Oh, how we love it when the pound is so strong against the dollar! Suddenly all those cool electronic gadgets seem terribly affordable. It’s a shame that many US retailers won’t ship electronics to the UK any more (hi, Amazon!), but that’s where usefully placed family on the other side of the pond comes in.
In a week and a bit, our personal courier (hi, Susan!) will be bringing us some cool new toys. Abi has bought herself a new Garmin eTrex GPS receiver, and I’m going to be getting the Alphasmart Dana I have long been lusting after. The wireless one. Oh yes. It will be mine.
I have also been musing over the vexed iPod question. I would love an iPod. They’re gorgeous, and they are designed to go with iTunes, which is what I use to play music on my desktop. On the other hand, they don’t have an FM radio. And based on my past experience, portable music devices that don’t have a radio built in find themselves languishing under a pile of papers at the back of my desk. All aesthetic considerations aside (that high pitched sound you hear is my aesthetic sense whining in shame), FM radio is a deal breaker for me.
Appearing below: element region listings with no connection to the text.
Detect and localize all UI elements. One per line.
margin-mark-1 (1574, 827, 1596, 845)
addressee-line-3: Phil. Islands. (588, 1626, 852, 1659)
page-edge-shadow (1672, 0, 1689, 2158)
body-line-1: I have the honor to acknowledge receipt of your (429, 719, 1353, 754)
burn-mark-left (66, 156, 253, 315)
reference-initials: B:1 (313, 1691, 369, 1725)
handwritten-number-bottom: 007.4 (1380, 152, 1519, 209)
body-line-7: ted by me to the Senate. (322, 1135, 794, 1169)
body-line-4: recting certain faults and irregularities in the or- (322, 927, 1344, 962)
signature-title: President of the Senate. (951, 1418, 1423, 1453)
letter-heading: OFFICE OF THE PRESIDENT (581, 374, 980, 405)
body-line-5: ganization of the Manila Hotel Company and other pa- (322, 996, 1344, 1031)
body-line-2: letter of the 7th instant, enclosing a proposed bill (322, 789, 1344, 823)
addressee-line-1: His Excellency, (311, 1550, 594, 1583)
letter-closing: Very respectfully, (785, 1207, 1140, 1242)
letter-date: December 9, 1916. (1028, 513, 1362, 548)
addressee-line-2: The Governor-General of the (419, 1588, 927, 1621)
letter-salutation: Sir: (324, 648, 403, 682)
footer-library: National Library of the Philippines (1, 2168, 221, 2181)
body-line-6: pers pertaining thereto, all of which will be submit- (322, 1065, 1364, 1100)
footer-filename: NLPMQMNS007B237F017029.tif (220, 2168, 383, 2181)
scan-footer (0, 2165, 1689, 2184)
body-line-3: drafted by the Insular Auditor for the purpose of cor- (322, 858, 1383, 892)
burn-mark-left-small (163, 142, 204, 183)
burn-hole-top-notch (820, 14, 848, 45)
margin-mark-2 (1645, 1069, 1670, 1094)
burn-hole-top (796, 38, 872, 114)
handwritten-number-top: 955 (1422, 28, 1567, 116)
Out of the alternatives, the iRiver iHP 120 (or 140) looks rather spiffy. It acts as a simple external USB hard drive, it can record direct to MP3 from optical line in, and it has a Lithium-Polymer battery (the iPod uses Lithium-Ion) that by most accounts provides well over ten hours of playback. And it has radio. And it’s cheaper than an iPod. The downside is that it doesn’t have the groovy iTunes integration, so I’d have to do lots of manual file and playlist shuffling.
On the other hand, I’ve just managed to secure a car parking space near where I’ll be working for the next two months, so I’ll be driving my commute instead of taking the bus. That means I won’t need a portable music player for a while, so I think I’ll hold off for the moment. (Besides, economic forecasts suggest that the pound is going to stay strong against the dollar for a while yet.)
But still…new toys! Woo!
Martin –
I’ve got a 20G iPod (the previous generation) and I can’t speak highly enough about it. All of the details are right – the UI, the integration and so on. I know one of the engineers on the iPod team (his car’s vanity plate is AYEPOD) – and he is exactly the kind of guy you want on this kind of Gadget.
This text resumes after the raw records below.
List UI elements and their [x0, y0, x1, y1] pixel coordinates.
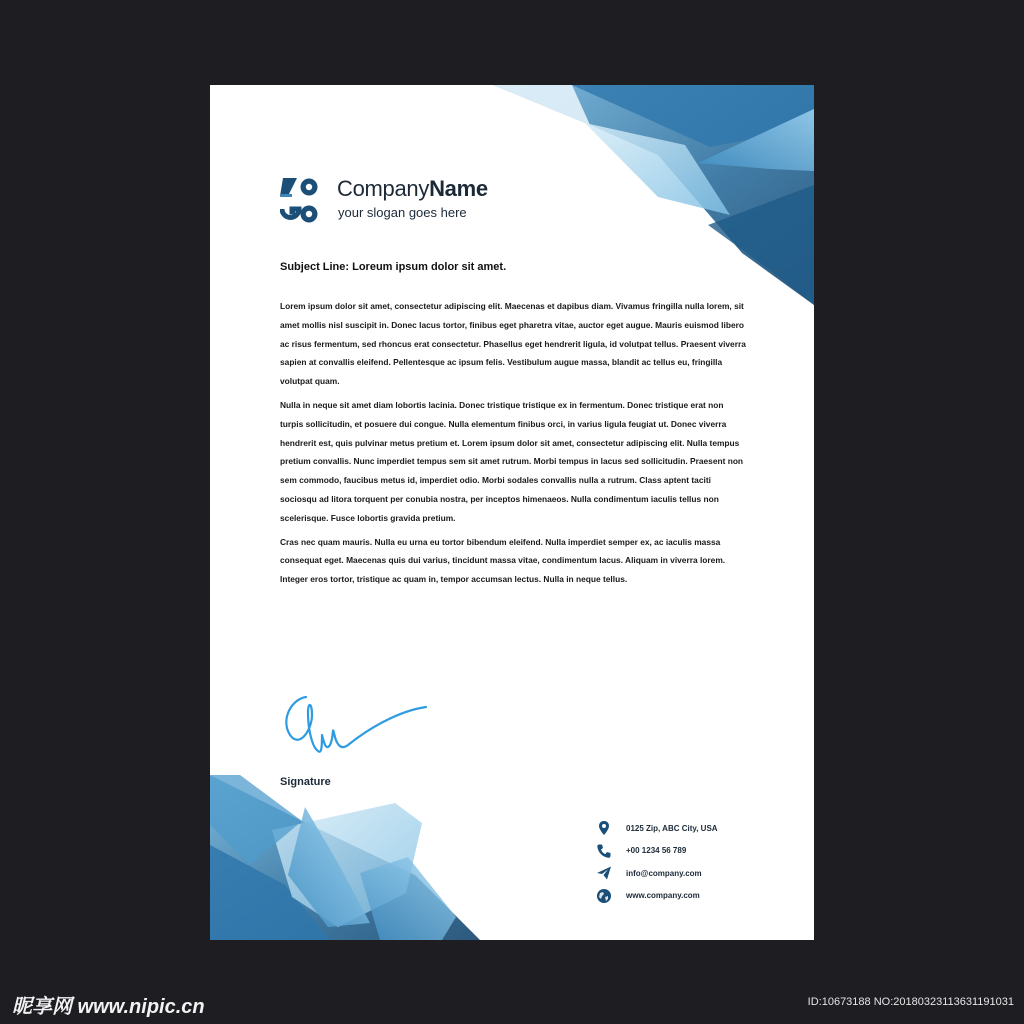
watermark-site: 昵享网 www.nipic.cn	[12, 996, 205, 1018]
globe-icon	[596, 888, 612, 904]
location-pin-icon	[596, 820, 612, 836]
contact-info	[596, 817, 796, 907]
contact-phone	[596, 840, 796, 863]
handwritten-signature	[278, 685, 438, 765]
body-paragraph: Cras nec quam mauris. Nulla eu urna eu tortor bibendum eleifend. Nulla imperdiet semper ex, ac iaculis massa consequat eget. Maecenas quis dui varius, tincidunt massa vitae, condimentum lacus. Aliquam in viverra lorem. Integer eros tortor, tristique ac quam in, tempor accumsan lectus. Nulla in neque tellus.	[280, 536, 726, 585]
company-name: CompanyName	[337, 176, 488, 201]
company-slogan: your slogan goes here	[338, 205, 467, 220]
letter-body	[280, 297, 748, 594]
letterhead-page	[210, 85, 814, 940]
signature-label: Signature	[280, 776, 331, 788]
body-paragraph: Nulla in neque sit amet diam lobortis lacinia. Donec tristique tristique ex in fermentum. Donec tristique erat non turpis sollicitudin, et posuere dui congue. Nulla elementum finibus orci, in varius ligula feugiat ut. Donec viverra hendrerit est, quis pulvinar metus pretium et. Lorem ipsum dolor sit amet, consectetur adipiscing elit. Nulla tempus pretium convallis. Nunc imperdiet tempus sem sit amet rutrum. Morbi tempus in lacus sed sollicitudin. Praesent non sem commodo, faucibus metus id, imperdiet odio. Morbi sodales convallis nulla a rutrum. Class aptent taciti sociosqu ad litora torquent per conubia nostra, per inceptos himenaeos. Nulla condimentum iaculis tellus non scelerisque. Fusce lobortis gravida pretium.	[280, 399, 744, 523]
contact-email	[596, 862, 796, 885]
email-text: info@company.com	[626, 868, 702, 878]
company-logo	[280, 178, 320, 224]
website-text: www.company.com	[626, 891, 700, 901]
subject-line: Subject Line: Loreum ipsum dolor sit amet.	[280, 261, 507, 273]
address-text: 0125 Zip, ABC City, USA	[626, 823, 718, 833]
paper-plane-icon	[596, 865, 612, 881]
watermark-id: ID:10673188 NO:20180323113631191031	[807, 996, 1014, 1008]
body-paragraph: Lorem ipsum dolor sit amet, consectetur adipiscing elit. Maecenas et dapibus diam. Vivamus fringilla nulla lorem, sit amet mollis nisl suscipit in. Donec lacus tortor, finibus eget pharetra vitae, auctor eget augue. Mauris euismod libero ac risus fermentum, sed rhoncus erat consectetur. Phasellus eget hendrerit ligula, id volutpat tellus. Praesent viverra sapien at convallis eleifend. Pellentesque ac ipsum felis. Vestibulum augue massa, blandit ac tellus eu, fringilla volutpat quam.	[280, 301, 746, 387]
contact-website	[596, 885, 796, 908]
phone-icon	[596, 843, 612, 859]
phone-text: +00 1234 56 789	[626, 846, 687, 856]
contact-address	[596, 817, 796, 840]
I’ve got over 4500 songs on it and with that many songs I don’t miss radio at all. When I am in the car, I just start the iPod on random play – if a song I don’t want to hear comes up, I just press forward to skip ahead. I also use the pod at the gym and at my desk – it’s increadible to have your entire music catalog with you at all times.
Whatever player you get, make sure that all of the details work for you – eval how you will use it. If it works out correctly, this will be a device you have with you several hours every day – it’s got to be right. In my case, at the time, I could have spent 1/2 the money for a different device, but it would not have worked as well – money well spent.